Well into her 40’s, Lynda came to insurance after enjoying success in other ventures. She had been a serial entrepreneur and was used to hard work and long hours. She was attracted to her new career because it offered residual income. The firm she chose was prestigious and she went through a rigorous interviewing process before being selected. Her trait of wanting the best trumped her inner intuition that cautioned against what she observed. The company was dominated by men and few women were chosen or remained.
The company provided excellent training both in the products and their procedures. Lynda quickly grasped the expectation that she should network at country clubs and make lots of cold calls. The company preached the numbers game –keep continuously prospecting and you’ll eventually find the ready sale. Most of her male counterparts seemed to excel employing this method.
Lynda’s style preferred to cultivate relationships. In her mind, making friends is a vital first step in gaining trust before closing the sale. It takes time to build trusting connections. She was criticized for her lack of production.
Yet it wasn’t this factor that prompted her to leave. Instead Lynda felt betrayed by the company’s practices. Repeatedly she heard the message that as a new agent she should get help from the senior partners.
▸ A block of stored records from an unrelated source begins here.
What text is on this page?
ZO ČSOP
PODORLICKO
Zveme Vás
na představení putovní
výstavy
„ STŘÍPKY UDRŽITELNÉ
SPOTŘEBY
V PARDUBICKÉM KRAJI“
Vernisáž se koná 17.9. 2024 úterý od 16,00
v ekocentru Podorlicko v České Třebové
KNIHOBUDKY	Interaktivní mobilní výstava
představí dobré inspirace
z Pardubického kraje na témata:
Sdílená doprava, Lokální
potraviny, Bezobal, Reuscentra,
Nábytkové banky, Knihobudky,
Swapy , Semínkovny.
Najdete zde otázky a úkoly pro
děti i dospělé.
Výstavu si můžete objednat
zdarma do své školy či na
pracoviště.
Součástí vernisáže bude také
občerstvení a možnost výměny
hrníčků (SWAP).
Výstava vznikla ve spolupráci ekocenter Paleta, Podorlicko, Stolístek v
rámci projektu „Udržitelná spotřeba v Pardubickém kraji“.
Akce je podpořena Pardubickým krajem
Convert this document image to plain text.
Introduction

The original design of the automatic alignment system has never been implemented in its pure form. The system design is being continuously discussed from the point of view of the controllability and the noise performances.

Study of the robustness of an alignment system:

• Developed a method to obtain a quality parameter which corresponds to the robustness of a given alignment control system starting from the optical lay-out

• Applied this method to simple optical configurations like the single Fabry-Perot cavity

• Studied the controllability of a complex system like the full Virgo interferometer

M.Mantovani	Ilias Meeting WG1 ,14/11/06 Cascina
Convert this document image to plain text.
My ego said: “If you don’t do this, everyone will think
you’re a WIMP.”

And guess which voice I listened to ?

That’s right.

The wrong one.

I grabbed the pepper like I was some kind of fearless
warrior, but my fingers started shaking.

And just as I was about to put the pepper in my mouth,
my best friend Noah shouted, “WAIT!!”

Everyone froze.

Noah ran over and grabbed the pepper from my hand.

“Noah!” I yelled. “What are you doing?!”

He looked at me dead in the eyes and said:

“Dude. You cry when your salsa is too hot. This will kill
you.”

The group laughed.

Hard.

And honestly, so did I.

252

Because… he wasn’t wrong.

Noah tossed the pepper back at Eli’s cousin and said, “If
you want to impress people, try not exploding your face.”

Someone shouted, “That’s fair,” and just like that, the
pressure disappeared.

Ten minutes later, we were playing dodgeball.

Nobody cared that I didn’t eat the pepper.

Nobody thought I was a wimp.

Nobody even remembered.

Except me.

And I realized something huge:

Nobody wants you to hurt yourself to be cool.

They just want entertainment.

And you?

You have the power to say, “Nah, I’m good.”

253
Happily she availed herself of this opportunity. Yet, each time when the sale closed, her commissions were drastically reduced, with the other agent getting the lion’s share. She thought to herself, “What kind of help was this?” Her conclusion: the price paid far exceeded the value gained.
Lynda left the firm. In reflecting on the experience, she feels pleased that she got her own financial future in order. However, she still tastes the bitterness of feeling used and abused. It boiled down to a difference in personality style that led to her exit. Without drive being tempered by amiability, it became ruthless and self-serving.